KUALA LUMPUR - The search for the missing Malaysian jet pushed deep into the northern and southern hemispheres Monday as Australia took the lead in scouring the seas of the southern Indian Ocean and Kazakhstan - about 10,000 miles to the northwest - answered Malaysia's call for help in the unprecedented hunt.
French investigators arriving to lend expertise from the two-year search for an Air France jet that crashed into the Atlantic Ocean in 2009 said they were able to rely on distress signals - but investigators say the Malaysian airliner's communications links were deliberately severed ahead of its mysterious disappearance more than a week ago.
"It's very different from the Air France case. The Malaysian situation is much more difficult," Jean Paul Troadec, a special adviser to France's aviation accident investigation bureau, said in Kuala Lumpur.

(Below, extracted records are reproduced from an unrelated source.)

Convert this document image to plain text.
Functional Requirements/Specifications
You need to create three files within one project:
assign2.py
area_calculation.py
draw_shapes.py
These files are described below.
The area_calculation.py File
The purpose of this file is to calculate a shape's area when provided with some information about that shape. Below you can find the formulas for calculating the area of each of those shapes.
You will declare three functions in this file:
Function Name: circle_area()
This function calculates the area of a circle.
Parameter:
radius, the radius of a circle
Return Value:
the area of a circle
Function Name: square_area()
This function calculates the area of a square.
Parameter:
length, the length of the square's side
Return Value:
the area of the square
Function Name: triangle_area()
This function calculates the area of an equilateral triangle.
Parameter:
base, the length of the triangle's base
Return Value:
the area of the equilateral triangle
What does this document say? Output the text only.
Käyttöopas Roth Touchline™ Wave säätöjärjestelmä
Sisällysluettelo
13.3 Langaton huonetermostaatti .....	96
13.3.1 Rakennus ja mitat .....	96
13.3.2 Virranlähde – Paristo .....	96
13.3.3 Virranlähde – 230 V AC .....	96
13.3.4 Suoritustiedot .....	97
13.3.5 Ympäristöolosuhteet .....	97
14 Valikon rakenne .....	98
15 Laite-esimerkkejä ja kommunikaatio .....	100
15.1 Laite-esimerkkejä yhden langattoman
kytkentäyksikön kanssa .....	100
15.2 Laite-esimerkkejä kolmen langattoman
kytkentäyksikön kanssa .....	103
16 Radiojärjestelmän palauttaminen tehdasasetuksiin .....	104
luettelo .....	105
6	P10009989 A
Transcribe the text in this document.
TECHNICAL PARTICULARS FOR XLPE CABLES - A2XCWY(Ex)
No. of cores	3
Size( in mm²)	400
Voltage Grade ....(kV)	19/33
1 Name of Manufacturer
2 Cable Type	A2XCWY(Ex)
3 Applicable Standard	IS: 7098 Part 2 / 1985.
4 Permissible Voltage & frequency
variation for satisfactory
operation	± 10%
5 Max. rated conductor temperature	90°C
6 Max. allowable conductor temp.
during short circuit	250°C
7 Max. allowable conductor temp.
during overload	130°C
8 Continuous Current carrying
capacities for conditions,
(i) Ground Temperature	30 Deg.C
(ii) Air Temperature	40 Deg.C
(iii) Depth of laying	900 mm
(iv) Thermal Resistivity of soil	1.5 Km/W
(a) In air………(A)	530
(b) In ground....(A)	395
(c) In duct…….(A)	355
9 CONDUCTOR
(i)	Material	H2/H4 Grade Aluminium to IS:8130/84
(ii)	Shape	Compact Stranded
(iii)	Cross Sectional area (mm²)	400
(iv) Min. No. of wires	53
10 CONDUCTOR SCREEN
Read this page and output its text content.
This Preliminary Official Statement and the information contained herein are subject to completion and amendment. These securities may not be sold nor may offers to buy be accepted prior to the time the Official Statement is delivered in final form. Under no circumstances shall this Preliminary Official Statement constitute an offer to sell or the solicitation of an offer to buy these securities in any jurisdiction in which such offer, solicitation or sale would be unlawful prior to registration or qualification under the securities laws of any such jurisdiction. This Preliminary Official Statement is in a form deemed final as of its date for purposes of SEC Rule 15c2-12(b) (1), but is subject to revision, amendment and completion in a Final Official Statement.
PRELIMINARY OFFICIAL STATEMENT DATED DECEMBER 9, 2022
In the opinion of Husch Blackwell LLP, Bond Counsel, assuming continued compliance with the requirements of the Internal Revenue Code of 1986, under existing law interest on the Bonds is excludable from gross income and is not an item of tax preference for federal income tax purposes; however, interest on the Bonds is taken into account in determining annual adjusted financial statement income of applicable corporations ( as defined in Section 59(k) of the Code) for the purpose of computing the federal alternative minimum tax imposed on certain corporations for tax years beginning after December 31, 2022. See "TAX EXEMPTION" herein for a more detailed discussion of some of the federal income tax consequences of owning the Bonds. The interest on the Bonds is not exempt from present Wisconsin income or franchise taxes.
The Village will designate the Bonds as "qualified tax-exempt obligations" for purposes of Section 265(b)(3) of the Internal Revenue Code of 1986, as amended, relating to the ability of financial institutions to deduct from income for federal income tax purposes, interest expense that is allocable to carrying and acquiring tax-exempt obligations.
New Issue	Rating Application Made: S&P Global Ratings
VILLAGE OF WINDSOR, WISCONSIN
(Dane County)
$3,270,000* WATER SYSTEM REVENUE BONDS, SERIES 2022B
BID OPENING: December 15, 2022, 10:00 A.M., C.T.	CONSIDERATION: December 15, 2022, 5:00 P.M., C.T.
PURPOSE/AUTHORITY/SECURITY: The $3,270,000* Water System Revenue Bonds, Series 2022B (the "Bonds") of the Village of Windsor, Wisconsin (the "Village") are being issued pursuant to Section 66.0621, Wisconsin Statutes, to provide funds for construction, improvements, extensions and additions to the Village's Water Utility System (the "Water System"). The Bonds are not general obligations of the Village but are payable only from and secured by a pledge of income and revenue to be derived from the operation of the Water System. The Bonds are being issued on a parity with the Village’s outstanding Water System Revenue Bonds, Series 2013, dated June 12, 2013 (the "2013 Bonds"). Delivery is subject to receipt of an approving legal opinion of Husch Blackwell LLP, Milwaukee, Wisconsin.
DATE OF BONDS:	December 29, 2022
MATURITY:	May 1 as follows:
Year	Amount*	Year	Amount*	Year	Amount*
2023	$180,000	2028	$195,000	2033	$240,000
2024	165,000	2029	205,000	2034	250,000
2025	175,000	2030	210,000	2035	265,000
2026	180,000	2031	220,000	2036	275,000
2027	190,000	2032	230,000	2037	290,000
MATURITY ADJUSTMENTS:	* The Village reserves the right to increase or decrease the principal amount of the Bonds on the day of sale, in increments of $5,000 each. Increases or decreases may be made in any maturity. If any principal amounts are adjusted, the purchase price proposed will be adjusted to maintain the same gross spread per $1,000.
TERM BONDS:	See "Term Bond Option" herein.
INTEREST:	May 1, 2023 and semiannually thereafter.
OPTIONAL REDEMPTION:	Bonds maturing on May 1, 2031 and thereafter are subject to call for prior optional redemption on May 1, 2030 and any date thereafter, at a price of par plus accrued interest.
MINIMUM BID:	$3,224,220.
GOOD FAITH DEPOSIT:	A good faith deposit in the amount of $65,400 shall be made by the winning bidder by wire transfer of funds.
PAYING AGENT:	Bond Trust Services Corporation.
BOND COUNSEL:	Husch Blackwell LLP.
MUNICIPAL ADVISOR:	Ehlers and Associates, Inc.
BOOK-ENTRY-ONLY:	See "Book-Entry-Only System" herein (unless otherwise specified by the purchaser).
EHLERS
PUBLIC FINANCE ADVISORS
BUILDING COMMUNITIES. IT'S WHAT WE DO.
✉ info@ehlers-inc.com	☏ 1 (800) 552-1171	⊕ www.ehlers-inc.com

Malaysian authorities say the jet carrying 239 people was purposely diverted from its flight path during an overnight flight from Kuala Lumpur to Beijing on March 8, and suspicions has fallen on anyone aboard the plane with aviation experience, particularly the pilot and co-pilot.
Malaysian police confiscated a flight simulator from the pilot's home Saturday and also visited the home of the co-pilot, in what Malaysia's police chief Khalid Abu Bakar later said was the first police visits to those homes. The government issued a statement Monday contradicting that account by saying that police first visited the pilots' home on March 9, the day after the flight.
Investigators haven't ruled out hijacking or sabotage and are checking backgrounds of all 227 passengers and 12 crew members, as well as the ground crew, to see if links to terrorists, personal problems or psychological issues could be factors.
Malaysian Airlines CEO Ahmad Jauhari Yahya said at a news conference Monday that an initial investigation indicates that the co-pilot, Fariq Abdul Hamid, spoke the fight's last words "All right, good night" to ground controllers.